April 2010 GDP estimates

Pub. Date
08 April, 2010
Pub. Type

WEAK GROWTH CONTINUES

Embargo until 15.00 hours on 8th April 2010

Our monthly estimates of GDP suggest that output grew by 0.4 per cent in the three months ending in March after a similar figure for the three months ending in February. These data reflect a dip in output in January which we associate the cold weather. Given this dip in January and the fact that the growth rate was achieved despite the rise in the VAT rate, the underlying rate of growth of the economy is probably greater than 0.4 per cent. We now estimate that output is 1.1 per cent higher than at the end of the recession which we currently place in September 2009. Nevertheless, after two years of depression, output is still 5.4% lower than it was in early 2008 and the growth rate is still lower than the trend rate of growth of potential output, so the output gap is still increasing.

The National Institute interprets the term “recession” to mean a period when output is falling or receding, while “depression” is a period when output is depressed below its previous peak. Thus, unless output turns down again, the recession is over, while the period of depression is likely to continue for some time. We do not expect output to pass its peak in early 2008 until 2012.
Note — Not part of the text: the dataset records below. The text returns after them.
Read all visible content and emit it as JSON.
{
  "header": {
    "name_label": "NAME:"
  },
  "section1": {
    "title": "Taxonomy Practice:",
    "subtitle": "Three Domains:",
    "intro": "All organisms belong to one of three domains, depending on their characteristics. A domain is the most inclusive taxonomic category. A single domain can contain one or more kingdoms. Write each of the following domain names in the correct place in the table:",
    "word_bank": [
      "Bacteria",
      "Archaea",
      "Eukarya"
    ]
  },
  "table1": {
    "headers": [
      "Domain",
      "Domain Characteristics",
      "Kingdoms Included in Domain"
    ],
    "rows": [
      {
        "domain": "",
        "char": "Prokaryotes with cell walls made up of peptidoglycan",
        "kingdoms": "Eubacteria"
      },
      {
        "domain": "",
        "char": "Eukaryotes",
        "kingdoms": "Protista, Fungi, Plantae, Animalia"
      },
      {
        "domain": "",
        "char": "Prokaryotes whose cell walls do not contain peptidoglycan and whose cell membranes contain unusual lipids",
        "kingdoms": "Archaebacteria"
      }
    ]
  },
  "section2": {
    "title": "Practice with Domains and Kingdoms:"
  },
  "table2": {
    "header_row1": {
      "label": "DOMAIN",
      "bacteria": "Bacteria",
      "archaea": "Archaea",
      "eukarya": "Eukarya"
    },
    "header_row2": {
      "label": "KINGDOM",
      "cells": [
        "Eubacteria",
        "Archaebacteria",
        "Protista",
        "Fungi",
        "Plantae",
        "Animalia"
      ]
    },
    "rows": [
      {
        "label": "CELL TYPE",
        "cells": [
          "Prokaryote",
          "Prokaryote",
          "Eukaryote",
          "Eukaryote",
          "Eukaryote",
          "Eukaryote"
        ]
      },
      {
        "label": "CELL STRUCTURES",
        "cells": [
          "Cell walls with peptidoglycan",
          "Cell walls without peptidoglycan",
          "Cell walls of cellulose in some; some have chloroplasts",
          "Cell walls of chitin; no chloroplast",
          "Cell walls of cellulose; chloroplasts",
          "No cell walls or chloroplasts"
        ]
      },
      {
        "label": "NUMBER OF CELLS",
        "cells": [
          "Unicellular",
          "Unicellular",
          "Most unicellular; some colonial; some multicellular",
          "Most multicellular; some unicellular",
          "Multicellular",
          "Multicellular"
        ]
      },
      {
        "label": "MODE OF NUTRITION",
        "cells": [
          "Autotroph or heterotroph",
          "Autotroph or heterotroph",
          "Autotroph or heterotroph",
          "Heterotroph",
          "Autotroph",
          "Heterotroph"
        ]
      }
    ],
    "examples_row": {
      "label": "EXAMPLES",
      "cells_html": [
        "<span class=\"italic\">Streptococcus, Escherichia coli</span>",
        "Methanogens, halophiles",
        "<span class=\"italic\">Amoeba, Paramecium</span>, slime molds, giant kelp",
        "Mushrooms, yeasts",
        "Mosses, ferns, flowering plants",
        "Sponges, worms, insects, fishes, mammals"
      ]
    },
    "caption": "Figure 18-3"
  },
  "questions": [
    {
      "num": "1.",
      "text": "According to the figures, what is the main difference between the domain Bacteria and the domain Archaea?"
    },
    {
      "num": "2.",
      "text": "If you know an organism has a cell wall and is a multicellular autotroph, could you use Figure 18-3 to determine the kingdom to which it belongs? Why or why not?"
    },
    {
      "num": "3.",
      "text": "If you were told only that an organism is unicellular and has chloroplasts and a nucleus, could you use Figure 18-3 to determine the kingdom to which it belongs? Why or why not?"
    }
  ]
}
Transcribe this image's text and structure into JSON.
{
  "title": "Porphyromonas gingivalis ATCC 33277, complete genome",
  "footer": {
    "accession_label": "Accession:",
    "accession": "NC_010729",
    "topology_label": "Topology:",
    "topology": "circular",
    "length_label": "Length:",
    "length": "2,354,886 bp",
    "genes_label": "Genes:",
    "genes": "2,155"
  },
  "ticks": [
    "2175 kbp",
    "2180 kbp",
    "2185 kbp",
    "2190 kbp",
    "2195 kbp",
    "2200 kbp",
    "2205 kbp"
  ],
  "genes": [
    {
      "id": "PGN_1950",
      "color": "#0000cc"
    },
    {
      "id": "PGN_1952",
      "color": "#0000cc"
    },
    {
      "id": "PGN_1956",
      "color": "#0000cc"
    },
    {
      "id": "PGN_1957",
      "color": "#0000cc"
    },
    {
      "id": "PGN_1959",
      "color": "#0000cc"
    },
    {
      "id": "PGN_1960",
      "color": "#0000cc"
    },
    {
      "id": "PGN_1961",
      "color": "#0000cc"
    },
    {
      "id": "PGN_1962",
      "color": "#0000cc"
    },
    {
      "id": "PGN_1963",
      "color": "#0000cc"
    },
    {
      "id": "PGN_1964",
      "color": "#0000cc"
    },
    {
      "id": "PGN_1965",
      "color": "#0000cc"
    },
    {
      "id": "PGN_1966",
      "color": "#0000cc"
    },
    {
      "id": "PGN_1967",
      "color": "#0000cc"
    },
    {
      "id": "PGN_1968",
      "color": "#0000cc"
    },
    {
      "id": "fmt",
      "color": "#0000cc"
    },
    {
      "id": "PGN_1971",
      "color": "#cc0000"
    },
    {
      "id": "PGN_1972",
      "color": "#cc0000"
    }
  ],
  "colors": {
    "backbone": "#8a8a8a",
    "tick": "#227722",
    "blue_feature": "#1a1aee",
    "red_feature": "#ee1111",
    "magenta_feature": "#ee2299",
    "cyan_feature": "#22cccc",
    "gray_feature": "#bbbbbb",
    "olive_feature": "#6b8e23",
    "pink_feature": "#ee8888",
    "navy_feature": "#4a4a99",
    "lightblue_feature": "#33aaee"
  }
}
Our track record in producing early estimates of GDP suggests that our projection for the most recent three-month period has a standard error of 0.1-0.2% point when compared to the first estimate produced by the Office for National Statistics. This comparison can be made only for complete calendar quarters. Outside calendar quarters the figures are less reliable than this and they are also likely to be less accurate in the current disturbed economic circumstances.

A paper describing the methodology used to produce the data was published in the February 2005 volume of the Economic Journal. From April until October 2006 our estimates were computed using the Index of Services published by ONS. However this monthly series shows considerable volatility which has caused us some problems in estimating GDP. From our November 2006 press release we have therefore reverted to using a model of private services output based on indicator variables. This means that, while all our figures for calendar quarters are fully coherent with ONS data, our estimates of monthly private service output are not. The series can be thought of as indicating the underlying value of the ONS series.